A proper understanding of the Milky Way (MW) dwarf galaxies in a cosmological context requires knowledge of their 3D velocities and orbits. However, proper motion (PM) measurements have generally been of limited accuracy and available only for more massive dwarfs. We therefore present a new study of the kinematics of the MW dwarf galaxies. We use the Gaia DR2 for those dwarfs that have membership information available from literature spectroscopy. We derive the PMs for 39 galaxies out to 420 kpc, and generally find good consistency for the subset with measurements available from other studies.

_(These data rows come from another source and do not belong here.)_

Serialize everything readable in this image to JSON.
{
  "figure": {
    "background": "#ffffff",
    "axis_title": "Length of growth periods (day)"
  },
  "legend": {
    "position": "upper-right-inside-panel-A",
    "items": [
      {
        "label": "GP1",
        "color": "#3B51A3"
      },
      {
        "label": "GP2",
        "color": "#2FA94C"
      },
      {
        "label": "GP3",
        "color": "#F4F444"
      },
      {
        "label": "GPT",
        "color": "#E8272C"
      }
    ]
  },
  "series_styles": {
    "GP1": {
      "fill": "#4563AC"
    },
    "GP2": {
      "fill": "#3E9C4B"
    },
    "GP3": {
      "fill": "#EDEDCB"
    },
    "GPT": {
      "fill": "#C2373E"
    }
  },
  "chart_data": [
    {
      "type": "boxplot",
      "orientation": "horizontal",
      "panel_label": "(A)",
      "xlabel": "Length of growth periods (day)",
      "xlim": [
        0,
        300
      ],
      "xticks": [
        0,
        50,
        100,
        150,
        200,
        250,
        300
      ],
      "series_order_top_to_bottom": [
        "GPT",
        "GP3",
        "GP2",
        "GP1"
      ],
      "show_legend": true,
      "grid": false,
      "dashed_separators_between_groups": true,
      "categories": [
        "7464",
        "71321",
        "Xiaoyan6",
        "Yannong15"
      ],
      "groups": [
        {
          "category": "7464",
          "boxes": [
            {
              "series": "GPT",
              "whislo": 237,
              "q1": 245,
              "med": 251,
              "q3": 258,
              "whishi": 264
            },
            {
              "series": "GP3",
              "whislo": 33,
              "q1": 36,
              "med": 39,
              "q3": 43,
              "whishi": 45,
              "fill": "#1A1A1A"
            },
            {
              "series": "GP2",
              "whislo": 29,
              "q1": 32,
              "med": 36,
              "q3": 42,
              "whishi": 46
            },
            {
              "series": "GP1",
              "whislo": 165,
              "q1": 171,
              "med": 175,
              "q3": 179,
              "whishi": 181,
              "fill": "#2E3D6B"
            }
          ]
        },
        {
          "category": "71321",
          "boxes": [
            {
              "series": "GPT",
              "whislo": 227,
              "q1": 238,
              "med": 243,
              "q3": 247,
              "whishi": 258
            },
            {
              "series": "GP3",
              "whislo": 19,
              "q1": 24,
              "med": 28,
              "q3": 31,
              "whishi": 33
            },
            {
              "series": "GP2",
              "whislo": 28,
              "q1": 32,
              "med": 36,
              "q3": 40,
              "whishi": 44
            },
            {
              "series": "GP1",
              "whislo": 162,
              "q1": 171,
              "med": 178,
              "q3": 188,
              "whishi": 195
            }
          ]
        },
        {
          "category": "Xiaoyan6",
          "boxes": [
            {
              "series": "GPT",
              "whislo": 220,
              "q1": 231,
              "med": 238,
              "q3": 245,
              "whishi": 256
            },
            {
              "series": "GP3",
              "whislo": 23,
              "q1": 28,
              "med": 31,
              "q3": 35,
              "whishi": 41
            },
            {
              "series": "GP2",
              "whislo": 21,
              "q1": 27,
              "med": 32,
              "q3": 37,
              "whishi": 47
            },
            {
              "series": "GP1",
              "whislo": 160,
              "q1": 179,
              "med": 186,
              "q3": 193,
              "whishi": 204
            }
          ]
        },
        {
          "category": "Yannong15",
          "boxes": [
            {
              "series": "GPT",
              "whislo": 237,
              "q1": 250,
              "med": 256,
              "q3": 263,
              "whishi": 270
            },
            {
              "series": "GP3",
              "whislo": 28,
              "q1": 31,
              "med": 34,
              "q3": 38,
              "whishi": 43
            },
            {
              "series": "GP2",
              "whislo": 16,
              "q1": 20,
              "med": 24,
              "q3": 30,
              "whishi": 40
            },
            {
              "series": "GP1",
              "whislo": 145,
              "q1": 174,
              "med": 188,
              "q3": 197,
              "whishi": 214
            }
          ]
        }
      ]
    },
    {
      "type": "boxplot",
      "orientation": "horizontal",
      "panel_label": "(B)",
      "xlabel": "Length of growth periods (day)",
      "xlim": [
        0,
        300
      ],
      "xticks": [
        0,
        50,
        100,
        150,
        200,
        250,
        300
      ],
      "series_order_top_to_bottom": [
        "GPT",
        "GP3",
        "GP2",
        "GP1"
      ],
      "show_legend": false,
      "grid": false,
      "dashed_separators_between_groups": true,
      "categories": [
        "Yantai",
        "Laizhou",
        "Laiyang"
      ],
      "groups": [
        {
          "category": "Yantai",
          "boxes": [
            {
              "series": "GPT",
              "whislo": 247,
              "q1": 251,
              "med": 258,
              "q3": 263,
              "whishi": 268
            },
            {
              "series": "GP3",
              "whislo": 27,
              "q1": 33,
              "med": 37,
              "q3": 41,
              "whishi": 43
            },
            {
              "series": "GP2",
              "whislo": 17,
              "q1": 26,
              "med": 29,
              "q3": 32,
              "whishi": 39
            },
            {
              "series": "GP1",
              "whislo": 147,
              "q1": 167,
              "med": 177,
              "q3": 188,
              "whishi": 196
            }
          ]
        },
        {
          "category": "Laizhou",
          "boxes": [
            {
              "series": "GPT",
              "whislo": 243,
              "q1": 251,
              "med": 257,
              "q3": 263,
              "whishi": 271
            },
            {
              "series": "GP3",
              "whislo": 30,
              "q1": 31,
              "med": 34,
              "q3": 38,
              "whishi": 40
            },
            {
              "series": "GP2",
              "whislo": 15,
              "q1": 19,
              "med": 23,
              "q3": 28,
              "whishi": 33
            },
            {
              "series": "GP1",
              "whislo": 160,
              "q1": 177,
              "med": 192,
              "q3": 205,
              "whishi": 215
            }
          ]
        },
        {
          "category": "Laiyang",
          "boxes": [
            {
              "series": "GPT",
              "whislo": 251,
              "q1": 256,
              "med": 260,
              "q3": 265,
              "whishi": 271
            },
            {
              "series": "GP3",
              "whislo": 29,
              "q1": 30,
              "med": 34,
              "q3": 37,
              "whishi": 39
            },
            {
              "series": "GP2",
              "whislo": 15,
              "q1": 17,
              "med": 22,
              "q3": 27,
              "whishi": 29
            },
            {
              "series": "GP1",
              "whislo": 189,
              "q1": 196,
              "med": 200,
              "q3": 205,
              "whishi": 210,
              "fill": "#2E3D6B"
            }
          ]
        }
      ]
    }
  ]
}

We derive the implied Galactocentric velocities, and calculate orbits in canonical MW halo potentials of "low" ($0.8 \times 10^{12} M_\odot$) and "high" mass ($1.6 \times 10^{12} M_\odot$). Comparison of the distributions of orbital apocenters and 3D velocities to the halo virial radius and escape velocity, respectively, suggests that the satellite kinematics are best explained in the high-mass halo. Tuc~III, Segue~2, Crater~II, and additional candidates have orbital pericenters small enough to imply significant tidal influences. Relevant to the missing satellite problem, the fact that fewer galaxies are observed to be near apocenter than near pericenter implies that there must be a population of distant dwarf galaxies yet to be discovered. Of the 39 dwarfs: 12 have orbital poles that do not align with the MW plane of satellites (given reasonable assumptions about its intrinsic thickness); 11 have insufficient PM accuracy to establish whether they align; and 16 satellites align, of which 11 are co-orbiting and (somewhat surprisingly, in view of prior knowledge) 5 are counter-orbiting. Group infall might have contributed to this, but no definitive association is found for the members of the Crater-Leo group.